March 21, 2015 / 5:01 PM / 4 years ago

Ex-Im Bank bill backing coal plants has strong chance of passing: U.S. senator

WASHINGTON (Reuters) - A Democratic supporter of a Senate bill to save the U.S. Export-Import Bank and overturn limits on bank financing of coal-fired power plants overseas defended the legislation on Saturday after the White House said it wanted to keep coal plant restrictions.

Democratic Senator Heidi Heitkamp said the bill she has co-sponsored had a strong chance of passing the Senate before the mandate for the Ex-Im Bank, which provides support for U.S. exporters and the buyers of U.S. goods, expires on June 30.

“Our goal was to offer a realistic compromise bill that can garner bipartisan support to pass through the Senate and make sure the Export-Import Bank continues to support small businesses around the country. That’s what this bill accomplishes,” she said in a statement.

On Friday, the White House said it was strongly committed to reauthorizing the Ex-Im Bank but wanted to keep restrictions adopted in 2013 on public financing for coal-fired power plant projects, part of its effort to cut greenhouse gas emissions.

Lawmakers from coal-producing states like Heitkamp of North Dakota have fought the move.

The White House declined to comment specifically on the energy provision included in the Ex-Im bill, which was introduced on Thursday and co-sponsored by four Republicans and four Democrats, including Heitkamp.

The Senate bill is a blueprint for balance between conservatives who want to close the Ex-Im Bank, other Republicans who want reforms, and many Democrats who prefer a longer-term mandate and an expansion of the bank’s activities.

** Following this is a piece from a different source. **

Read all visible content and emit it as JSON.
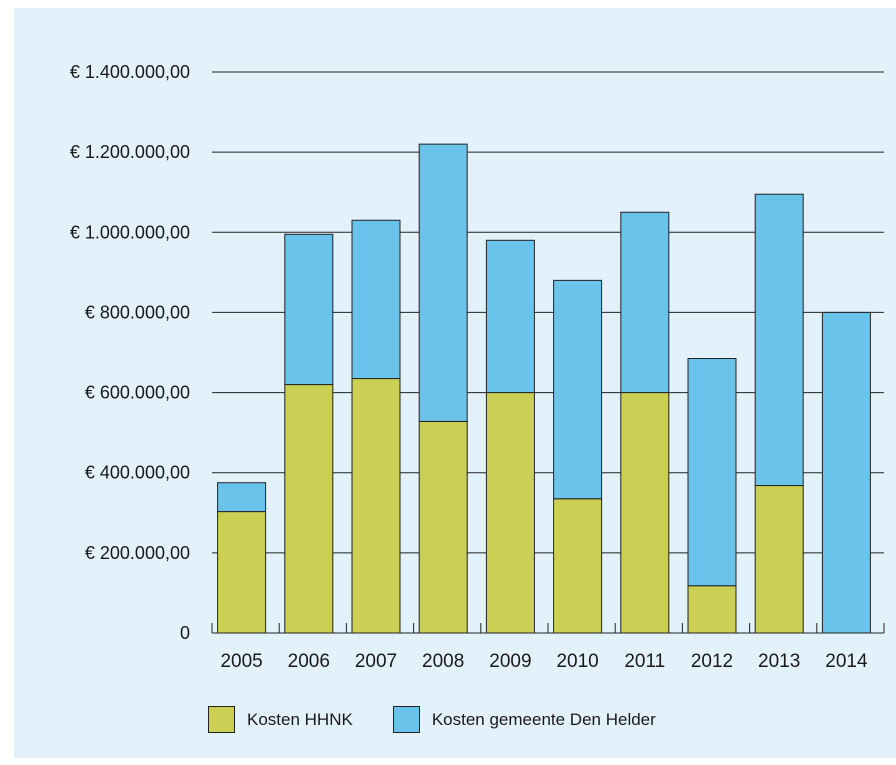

Conservative Republicans say the bank usurps the role of the private sector and provides “welfare” for big business.

Ex-Im bills introduced in the House of Representatives have support from more than half that chamber’s lawmakers, but face opposition from Jeb Hensarling, a Republican who chairs the House committee responsible for the bank and is influential in determining which bills come up for a vote.